The Newfoundland ferry docks at North Sydney. This gave me the opportunity to stop at a couple of my favourite shops in Sydney. First stop, was Ed’s second-hand book store where for two dollars I purchased Larry Mc Cann (ed.) People and Place. Studies in Small Town Life in the Maritimes. Later, I had a coffee at Doktor Luke’s, which also has second-hand books. There, I picked up a copy of David Ehrenfeld’s book Beginning Again. People and Nature in the New Millennium.
The McCann book was published in 1987. It contains a wide range of essays by faculty at Mount Allison. The essays are divided into three categories: Casting the Pattern, the Passing of Traditional Society, and Contemporary Small Town Life. Besides the book title, the essays that caught my attention were:
Carrie MacMillan. Seaward Vision and a Sense of Place. the Maritime Novel 1880-1920.
Eric Ross. The Rise and Fall of Pictou Island.
While I had a copy of Ehrenfeld’s book at home, I had not previously noticed his chapter on ‘The Roots of Prophecy: Orwell and Nature’. This seemed serendipitous.
I had specifically called my blog site: the Ernest Blair experiment. Ernest celebrates Ernest Buckler. Blair recognizes Eric Blair aka George Orwell.

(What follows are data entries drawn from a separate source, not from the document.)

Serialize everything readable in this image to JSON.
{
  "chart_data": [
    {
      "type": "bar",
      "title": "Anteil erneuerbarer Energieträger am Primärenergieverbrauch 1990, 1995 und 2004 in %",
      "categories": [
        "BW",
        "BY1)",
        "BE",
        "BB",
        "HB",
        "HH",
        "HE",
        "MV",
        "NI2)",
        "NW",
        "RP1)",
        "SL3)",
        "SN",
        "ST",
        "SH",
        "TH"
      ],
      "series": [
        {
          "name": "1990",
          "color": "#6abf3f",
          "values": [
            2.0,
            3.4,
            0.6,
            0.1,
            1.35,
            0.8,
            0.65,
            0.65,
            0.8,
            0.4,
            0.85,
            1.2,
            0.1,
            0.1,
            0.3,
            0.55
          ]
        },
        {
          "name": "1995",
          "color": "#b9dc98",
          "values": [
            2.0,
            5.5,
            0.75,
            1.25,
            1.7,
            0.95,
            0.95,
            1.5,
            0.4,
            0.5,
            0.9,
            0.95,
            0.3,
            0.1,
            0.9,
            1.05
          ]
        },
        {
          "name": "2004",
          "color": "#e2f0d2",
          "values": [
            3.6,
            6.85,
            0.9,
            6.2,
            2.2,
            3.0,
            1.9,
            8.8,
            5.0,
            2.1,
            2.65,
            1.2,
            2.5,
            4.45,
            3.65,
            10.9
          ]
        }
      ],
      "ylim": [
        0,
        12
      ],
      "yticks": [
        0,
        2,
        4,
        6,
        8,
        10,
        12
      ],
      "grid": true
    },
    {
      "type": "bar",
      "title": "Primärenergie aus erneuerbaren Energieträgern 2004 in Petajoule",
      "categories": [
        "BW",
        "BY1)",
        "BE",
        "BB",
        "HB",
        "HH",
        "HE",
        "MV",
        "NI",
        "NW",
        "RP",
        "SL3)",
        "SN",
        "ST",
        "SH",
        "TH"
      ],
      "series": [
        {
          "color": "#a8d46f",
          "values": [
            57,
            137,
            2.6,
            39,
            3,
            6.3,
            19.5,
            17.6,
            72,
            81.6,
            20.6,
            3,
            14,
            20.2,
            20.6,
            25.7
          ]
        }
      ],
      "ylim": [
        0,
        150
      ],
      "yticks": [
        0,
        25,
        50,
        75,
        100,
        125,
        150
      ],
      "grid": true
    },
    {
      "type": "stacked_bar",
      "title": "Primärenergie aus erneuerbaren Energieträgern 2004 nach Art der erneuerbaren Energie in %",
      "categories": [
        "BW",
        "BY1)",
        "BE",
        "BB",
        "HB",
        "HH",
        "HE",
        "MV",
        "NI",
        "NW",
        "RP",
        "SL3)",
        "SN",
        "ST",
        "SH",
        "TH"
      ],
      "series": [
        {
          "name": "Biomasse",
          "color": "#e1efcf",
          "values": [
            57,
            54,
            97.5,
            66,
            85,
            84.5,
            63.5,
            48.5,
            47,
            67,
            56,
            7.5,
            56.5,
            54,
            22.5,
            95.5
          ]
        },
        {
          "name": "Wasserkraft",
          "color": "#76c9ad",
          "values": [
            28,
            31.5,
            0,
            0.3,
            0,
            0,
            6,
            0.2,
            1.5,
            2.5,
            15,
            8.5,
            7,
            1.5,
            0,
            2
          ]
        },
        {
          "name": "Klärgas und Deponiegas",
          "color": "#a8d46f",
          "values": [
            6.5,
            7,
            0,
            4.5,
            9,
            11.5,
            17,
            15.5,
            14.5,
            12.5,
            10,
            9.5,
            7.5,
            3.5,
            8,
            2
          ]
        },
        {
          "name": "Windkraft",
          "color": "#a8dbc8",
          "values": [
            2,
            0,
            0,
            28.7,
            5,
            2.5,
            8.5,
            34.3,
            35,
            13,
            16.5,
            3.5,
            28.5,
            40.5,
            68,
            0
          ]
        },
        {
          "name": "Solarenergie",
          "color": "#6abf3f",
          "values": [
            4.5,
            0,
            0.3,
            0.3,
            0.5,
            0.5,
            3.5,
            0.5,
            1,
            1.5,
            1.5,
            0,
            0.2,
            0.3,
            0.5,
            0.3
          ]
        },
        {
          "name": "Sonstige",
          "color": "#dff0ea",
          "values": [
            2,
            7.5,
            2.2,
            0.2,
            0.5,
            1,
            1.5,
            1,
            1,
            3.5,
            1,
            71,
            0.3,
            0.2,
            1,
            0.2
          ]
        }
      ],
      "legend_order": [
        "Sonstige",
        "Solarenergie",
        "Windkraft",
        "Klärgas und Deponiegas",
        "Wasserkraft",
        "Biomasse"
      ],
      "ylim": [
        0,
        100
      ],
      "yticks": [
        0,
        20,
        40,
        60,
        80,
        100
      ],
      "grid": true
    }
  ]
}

Ehrenfeld talks about the three qualities that Orwell used in his analysis of the changing life of his, and our times. The first is honesty. The second is reliability/continuity/durability/resilience . And finally, the third property of nature important to Orwell is beauty and serenity.
“Orwell had two visions of utopia: one, a vision of a world in which nature is cherished and improved by a gentle and caring human civilization, and the other a vision of a world in which people treat each other decently and fairly, without exploitation.
Ultimately, as we see in The Road to Wigan Pier, the two visions came together in the picture of a ‘simpler’, ‘harder’ predominantly agricultural way of life in which the machine is present, but under human control and ‘progress’ is not definable as making the world safe for little fat men. A world in which progress, itself, is not a form of exploitation.” Ehrenfeld see page 27.
Thought: “Living in the Moment”
Does this concept change as you get older ? That is, you have a finite number of moments. Can you replace living in the moment (time) with living in the place (space) ?Why do older people go on cruises ? Change the place; change the moment. Its time/space. Not time or space.
What is the meaning of going back to visit old haunts ? Realize changing time, but same space ? Not really, spaces (landscapes) change too!
The value of a long term relationship with a place e.g. a garden. Growing things, different seasons.
Why in youth, keep moving ? Different spaces. Living in different moments Are we trying to extend the good moments. No, trying to find the right space. Is it the moment or is it the sense of being able to change or control ? Is there a progression as you age ? The changing perception of time/space, over a lifetime or over a lifespace.
Larry McCann (editor). 1987. People and Place. Studies of Small Town Life in the Maritimes. Acadiensis Press. Mount Allison University.
David Ehrenfeld.1993. Beginning Again. People and Nature in the New Millennium. Oxford University Press.
George Orwell. 1937. The Road to Wigan Pier. Gollancz Press.